Correlated noise generated by shared cone inputs could alter how faithfully a population of ganglion cells transmits visual information to the brain. For example, correlated noise among neurons can limit the capacity to average their signals and obtain more precise sensory information (e.g. refs. 15, 36). The results described above suggest that such effects should be substantial, although the impact of shared cone signals could also be minimized in some ganglion cell types by circuit nonlinearities. To test these predictions, we determined how the fidelity of stimulus encoding by ganglion cell pairs depended on the extent to which the cells shared cone signals.

We simultaneously recorded the spike responses from populations of ganglion cells (e.g. ON parasol cells in Figure 6a, top) to a spatially uniform, time-varying stimulus that provided the same input to all cells, regardless of their separation. In this case, cell pairs with shared cone inputs should jointly represent the stimulus less accurately than cell pairs without shared cones, because independent noise can be reduced by averaging whereas shared noise cannot. Thus, if all noise originates in the cones, two cells that sample from the same set of cones will have a joint signal-to-noise ratio (SNR) a factor of √2 lower than two cells that sample from nonoverlapping cones. Independent noise introduced later in the retinal circuitry will mitigate the effect of shared cone noise.

Figure 6.

Shared noise limits fidelity of neural coding in populations of ganglion cells. a. Ovals in the top panel represent Gaussian approximation of the receptive fields of simultaneously-recorded ON parasol cells. Pairs of parasol cells were used to reconstruct a time-varying, spatially uniform light input (gray trace, bottom). The spike response of each cell was convolved with an appropriate linear filter and the output summed to generate the reconstruction (black trace). Cell pairs in red and blue are highlighted in b and g. b. Dependence of signal-to-noise ratio (SNR) of the reconstruction on distance between the two cells, measured in units of the receptive field radius (SD, see top panel in a). The SNR is normalized so that pairs of cells that sample independent noise reach a value of one, as determined in distant cell pairs. Neighboring cell pairs are in black. Red and blue points represent cell pairs in a. The two panels are two different preparations. c–f. Analysis as in b for combinations of parasol and midget cells in two preparations. g. Dependence of SNR on receptive field overlap for ON parasol pairs. Lines show the expected dependence of SNR on overlap for models with different ratios of shared to independent noise. Closed symbols show overlap measured by correlating each pixel of raw receptive field measurements; open symbols show overlap estimated from Gaussian receptive field fits. Red and blue points represent cell pairs in a. Circles and squares represent different preparations from b. The mean light level was 1200 R*/cone/sec.

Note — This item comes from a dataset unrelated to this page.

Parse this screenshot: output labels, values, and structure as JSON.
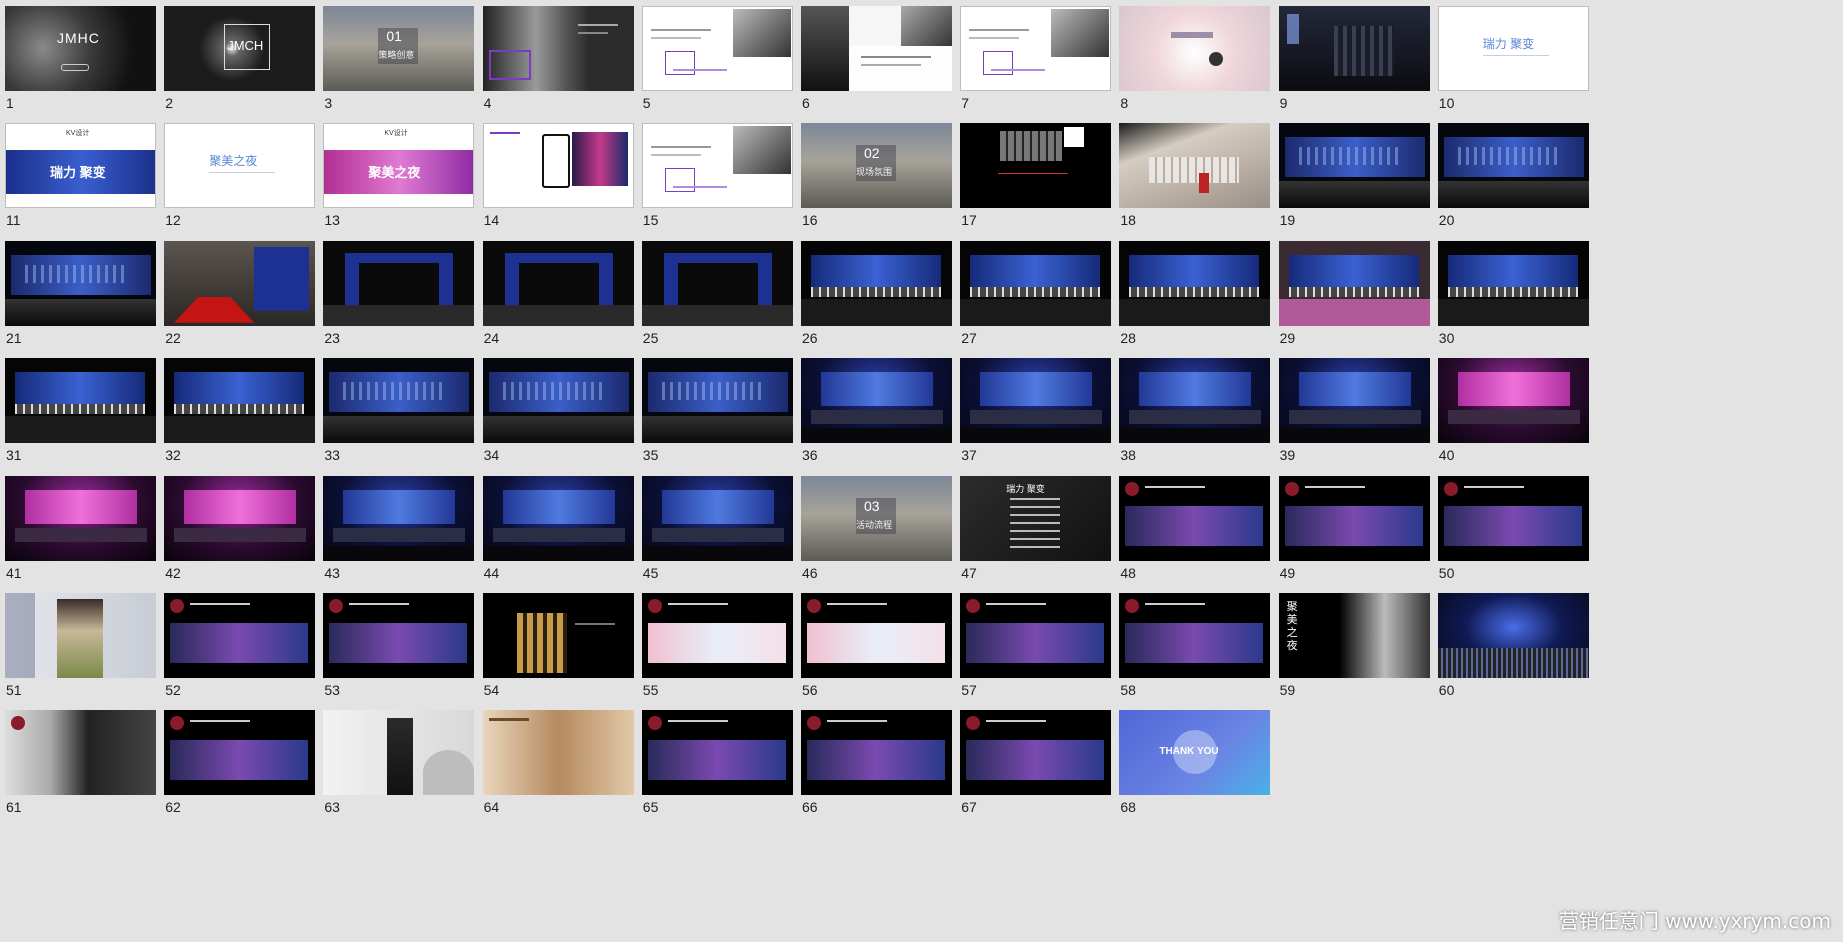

We reconstructed the time-varying stimulus from the spike responses of each ganglion cell pair using a simple linear decoding scheme (Figure 6a, bottom). We calculated the best linear reconstruction of the stimulus given the spike responses of a pair of cells, and compared this reconstruction to the actual stimulus. The difference between the two, corrected for systematic errors, provided an estimate of the noise in the reconstruction (see Methods for details). The SNR of the reconstruction was defined from the ratio of the stimulus and noise amplitudes. The SNR declined systematically with distance for nearby pairs of cells, consistent with a substantial effect of shared noise on the visual signal (Figure 6b). We repeated this approach for several combinations of parasol and midget ganglion cells (Figure 6c–f).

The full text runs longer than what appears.